Welby emphasized a diversity of outcomes within the Church. In response to a question regarding church visits and how he sees individual churches truly thriving, Welby said, “Lots and lots and lots [of churches], and for all kinds of different reasons. It’ll never be the same two weeks running.” He also praised the church for its level of engagement with the community.
“The Church generally in this country, not just the Church of England, is more engaged with community now than it’s been at any time really since the Second World War,” Welby asserted. This sentiment echoes a previously reported idea for the Church of England to solve its numbers problem through community engagement. However, as I argued previously, community engagement for its own sake will not revitalize the church and must be coupled with evangelistic outreach in order to be effective.
The Lambeth Conference is a meeting of worldwide Anglican bishops at Kent University. This meeting occurred approximately once every 10 years since the 19th century. The Archbishop of Canterbury, while having no direct power over bishops outside of the Church of England, serves in a first-among-equals role by sending out the invitations and setting the agenda. Due to the nature of the global church and ongoing disagreements about scriptural authority and human sexuality present across the Anglican Communion, the issue of invitations has become politicized. The most recent Lambeth Conference in 2008 was boycotted by many traditionalist bishops due to controversy around the invitation of bishops in the United States who consecrated a bishop in a same-sex relationship. Early reports show that bishops from many of the traditionalist Anglican provinces that boycotted the Conference in 2008 will also refuse to attend in 2020.
In the interview, Welby spoke about having to walk a difficult line in the Lambeth Conference over whether or not to invite the spouses of bishops in same-sex relationships.
“When it became known that I’d invited bishops in same-sex relationships there was a huge outcry from large parts of the church, and significant numbers of bishops said they wouldn’t be able to come. Secondly, when it came to inviting the spouses I pushed it as far as I could” Welby insisted.
While this seems to be conciliatory at first read, it evidences “moving the goalposts”. The 2008 Lambeth Conference was boycotted by many traditionalist Global South bishops because American (Episcopal Church) bishops who had consecrated a bishop in a same-sex marriage were invited. This “conciliatory” approach masks how far the Church of England has moved in a liberal direction and explains the likely boycott by many conservatives in 2020.
Regarding Brexit, Welby took an unexpectedly principled approach. Though he admitted to being against leaving the European Union, he stood by the principle of the matter rather than his personal desires and expressed a belief that the United Kingdom should leave. In his own words, “I came out before the vote and said I’m intending to vote remain… but it is not for [the Church of England] to take sides in a political dispute.” While he lamented that it was only a razor thin majority voting lo leave, he spent most of his time lamenting the extremely partisan and divided state of affairs in the United Kingdom and said that the divisions need to be healed. When an attendee continued to question his position by declaring that the Brexit vote was dishonest and must be reversed, Welby simply said, “I’m a democrat, and we voted.”
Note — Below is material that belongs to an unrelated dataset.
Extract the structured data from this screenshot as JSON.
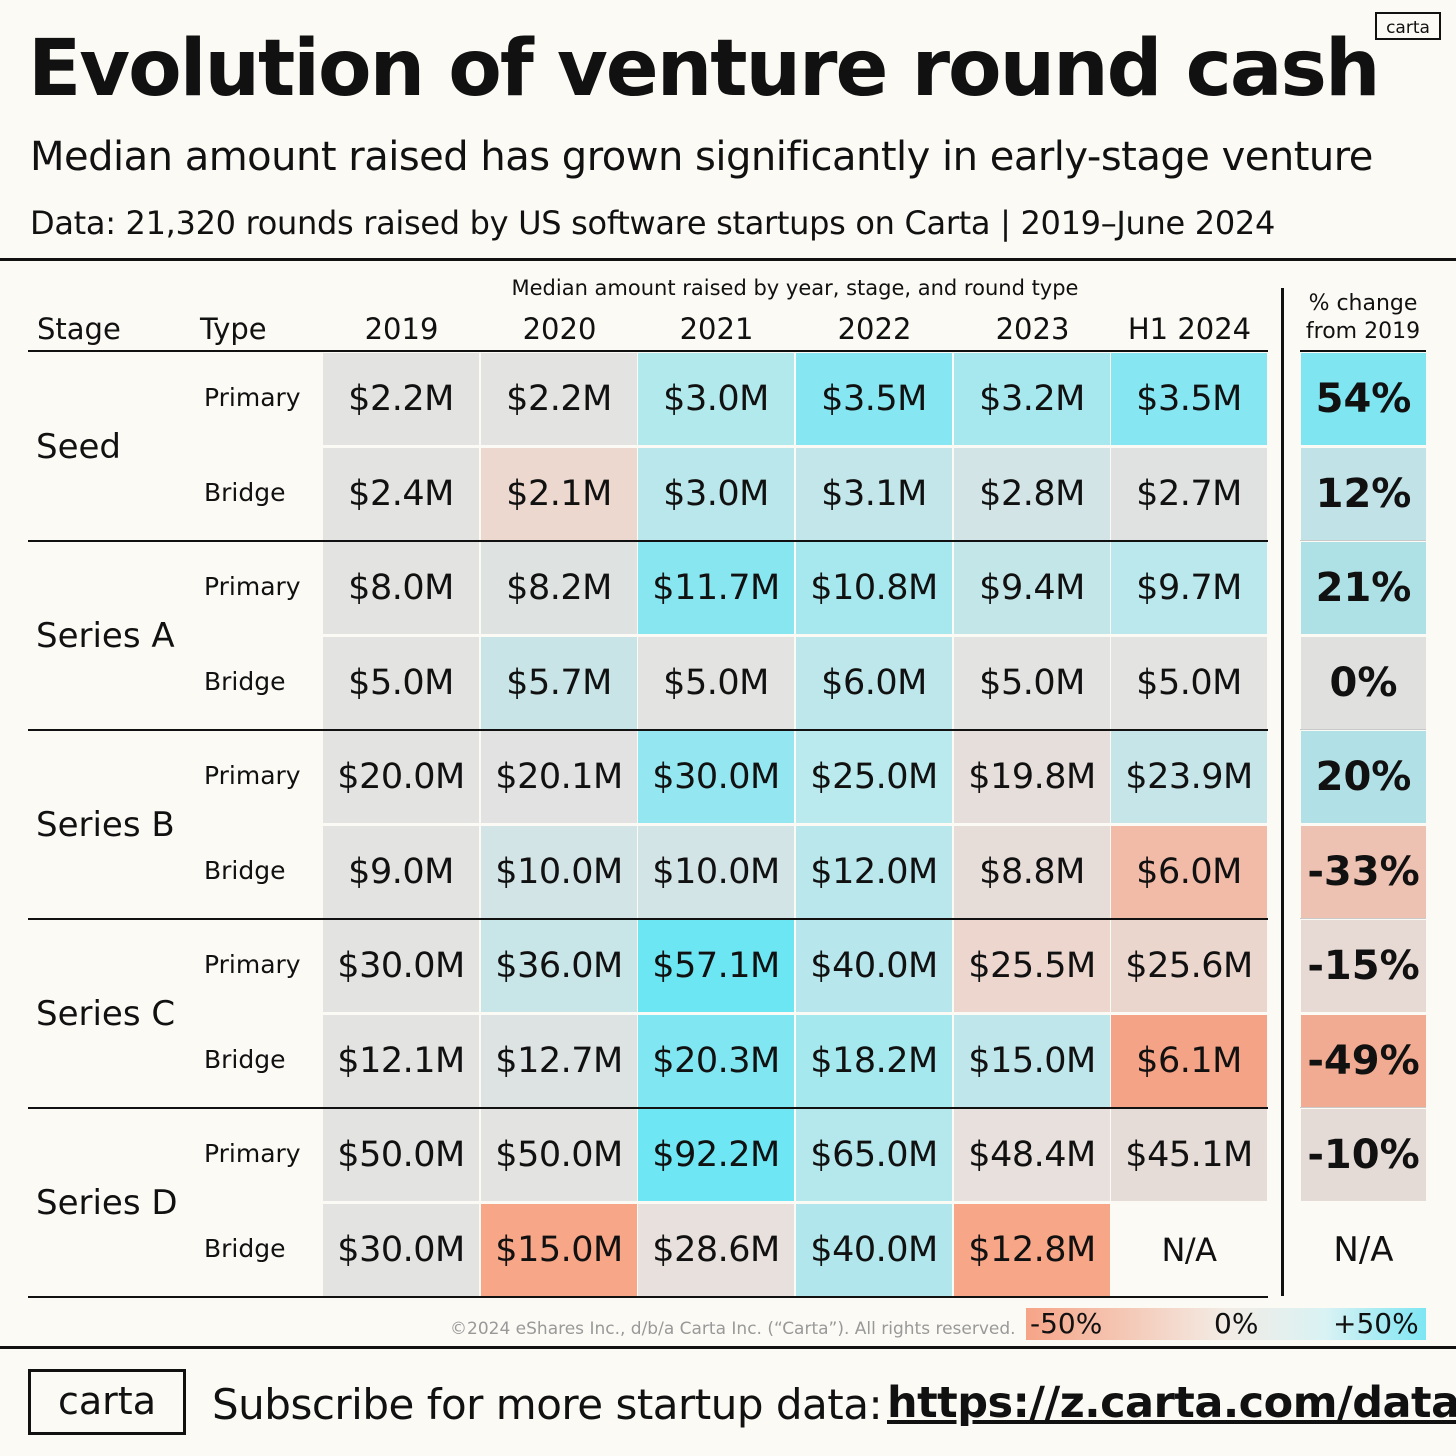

While the interview with Archbishop Webly in many cases restated things that he has previously said publicly, there are a few important takeaways. Firstly, the focus on community in the Church of England goes right to the top of the hierarchy, while evangelism takes a back seat at least in the liberal wing. Additionally, Welby seemed less concerned with low numbers of congregants in the Church of England than the presenters were. Secondly, though it was pitched as a conciliatory measure, invitations to the Lambeth Conference continue to be seen as divisive. Finally, the controversy surrounding Brexit over the past few years has done little to change the Archbishop’s mind on the matter. Though he would prefer to stay, he is still committed to the ideals of democracy. Archbishop Welby has taken the path of least resistance in an increasingly liberalized culture, and his plans for growth lack the force needed to restore the Church of England to prominence.